Diese Äußerungen dürfen angesichts der offiziellen und aufgehübschten Inflationsrate im Euroraum von 8,6 Prozent wahrlich – wieder einmal - als EZB-Realsatire aufgefasst werden. Der EZB-Rat sei, nachdem er dem bunten Treiben einer ständig steigenden Inflation lange tatenlos zugeschaut hatte, die in einigen Ländern sogar schon an der Marke von 20 Prozent oder sogar darüber liegt, nun zur Einschätzung gelangt, "dass im Zuge seiner Leitzinsnormalisierung ein größerer erster Schritt angemessen ist als auf seiner letzten Sitzung signalisiert".

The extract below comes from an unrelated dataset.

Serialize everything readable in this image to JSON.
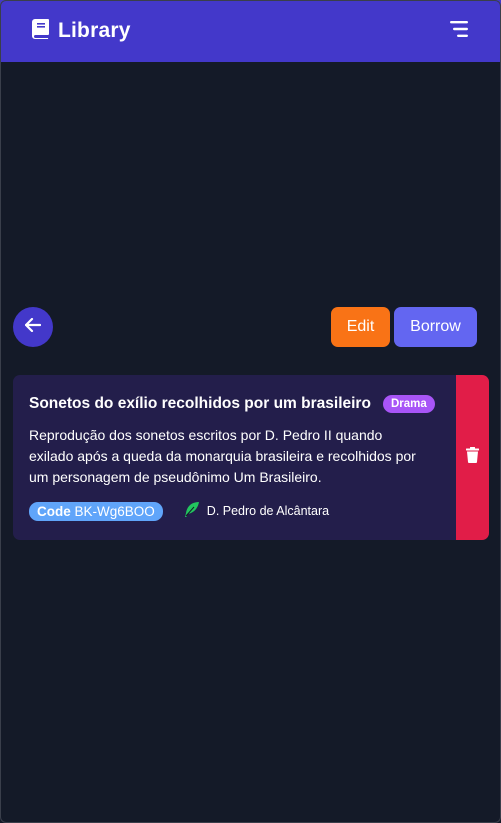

Lagarde: Schonung von verschuldeten Staaten

Beschlossen wurde unter anderem, "den Leitzins um '50 Basispunkte' von 0 auf 0,5 Prozent anzuheben", erklärt die Notenbank. Die Minuszinsen, die von Banken für geparkte Einlagen bei der EZB verlangt wurden, sind ebenfalls um 0,5 Punkte erhöht und damit nun auf 0 Prozent festgesetzt worden. Sie waren dafür verantwortlich, dass sogar Sparern für Einlagen bei Banken mit Strafzinsen bedacht und noch stärker enteignet wurden.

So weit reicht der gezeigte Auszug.